São leões repousando em tocas de coelho, cientes do tamanho e mais cientes ainda do motivo de seguirem esse desvairado padrão. O pai subjuga a mãe Doris, a quem Maura Tierney dedica doses de cinismo e negação, para então transformar os garotos em reféns, e pior ainda, torna-os gratos por cada abuso emocional que vocifera, seja em sussurros blindados pelo uísque noturno, seja no ringue, quando ele mesmo entra no meio da confusão se julgar necessário.

A Garra de Ferro que nomeia o projeto não passa de um golpe criado por Fritz, onde ele agarra o rosto do adversário, e mistura o sufoco da pressão com o arranhão que vem das unhas em contato com a carne da testa. Movimento literal entre as quatro redes, mas também metafórico, na aplicação em cada prole que tinha “menino” assinalado na certidão de nascimento. Da infância à adolescência e, aos sortudos, à vida adulta, o pai tirava o ar de seus garotos, deixando-os à mercê de suas próprias faculdades mentais e sentimentais.

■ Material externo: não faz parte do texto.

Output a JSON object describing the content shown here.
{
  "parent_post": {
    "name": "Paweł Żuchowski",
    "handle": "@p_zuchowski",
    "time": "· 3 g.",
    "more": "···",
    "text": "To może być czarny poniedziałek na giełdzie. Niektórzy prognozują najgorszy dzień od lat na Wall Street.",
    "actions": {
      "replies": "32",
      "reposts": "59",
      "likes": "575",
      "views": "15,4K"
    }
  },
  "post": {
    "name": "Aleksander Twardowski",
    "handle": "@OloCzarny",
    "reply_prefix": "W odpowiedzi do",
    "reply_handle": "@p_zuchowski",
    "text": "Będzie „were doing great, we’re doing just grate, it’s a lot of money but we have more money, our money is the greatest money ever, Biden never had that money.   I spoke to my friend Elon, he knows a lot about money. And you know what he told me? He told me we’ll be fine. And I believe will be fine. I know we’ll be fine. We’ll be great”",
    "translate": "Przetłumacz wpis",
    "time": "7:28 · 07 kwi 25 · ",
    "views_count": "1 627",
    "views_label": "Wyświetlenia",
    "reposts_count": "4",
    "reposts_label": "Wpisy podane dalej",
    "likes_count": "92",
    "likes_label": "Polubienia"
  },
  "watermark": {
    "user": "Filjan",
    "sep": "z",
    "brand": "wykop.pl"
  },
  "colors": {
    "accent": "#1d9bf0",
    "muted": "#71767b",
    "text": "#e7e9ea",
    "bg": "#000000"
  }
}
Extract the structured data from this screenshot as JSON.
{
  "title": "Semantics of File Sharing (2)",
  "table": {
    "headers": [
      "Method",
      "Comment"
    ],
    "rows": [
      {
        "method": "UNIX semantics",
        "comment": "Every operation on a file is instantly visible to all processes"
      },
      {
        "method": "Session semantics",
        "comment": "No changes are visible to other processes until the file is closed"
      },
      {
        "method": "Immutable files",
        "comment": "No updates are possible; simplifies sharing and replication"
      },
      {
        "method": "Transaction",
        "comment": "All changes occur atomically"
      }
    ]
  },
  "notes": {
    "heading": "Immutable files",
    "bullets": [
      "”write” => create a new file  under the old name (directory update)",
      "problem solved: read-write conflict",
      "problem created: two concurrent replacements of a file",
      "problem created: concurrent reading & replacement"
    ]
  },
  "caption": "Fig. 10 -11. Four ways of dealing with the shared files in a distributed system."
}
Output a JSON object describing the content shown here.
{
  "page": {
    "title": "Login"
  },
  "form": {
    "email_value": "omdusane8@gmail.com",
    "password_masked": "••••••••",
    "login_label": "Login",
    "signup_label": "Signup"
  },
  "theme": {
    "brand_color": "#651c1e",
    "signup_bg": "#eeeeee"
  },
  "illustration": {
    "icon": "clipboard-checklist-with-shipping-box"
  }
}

Eles não tinham abertura para discutir os problemas com a mãe, já que “os irmãos servem para isso”. Na troca honesta entre Kevin, Kerry, David e o jovem Mike (Stanley Simons), o amor compartilhado é tão grande que ameaça explodir seus limites físicos e sangrar ali mesmo toda a cumplicidade, a culpa, o remorso, a inveja e o carinho que eles compartilham sem necessidade de ensinamentos ou ordens.

Sean Durkin instruiu que Zac Efron segurasse o choro até o final das gravações, na cena onde os filhos amparam Kevin; como resultado, o ex-Disney entrega uma performance de muita força e vulnerabilidade (Foto: Califórnia Filmes)

Kevin se vê como a figura paterna que deveria proteger e amparar, seja os machucados físicos, como o acidente que Kerry sofre na moto, seja os rombos emocionais, como a eterna sede de agradar o pai que David vomita em forma de sangue e tripas no dia do casamento do irmão. Como a vida real e a ficção provaram, o personagem de Zac Efron falha na primeira metade do problema.

Porém, na presença de Pam (Lily James), ele consegue desviar da mortífera e sempre faminta maldição da família para, enfim, sossegar na alma o papel de protetor e confidente que o pai nunca demonstrou vontade de desempenhar. No clímax de uma cadeia de velórios, amargura e muito ressentimento, Kevin chora ao lado dos filhos. Os meninos, ainda na infância dos heróis e dinossauros, confortam-no, quebrando assim um ciclo que envenenou a árvore até que a poda estivesse completa. A garra de ferro que passa a ser sinônimo de abrigo, e não mais de opressão.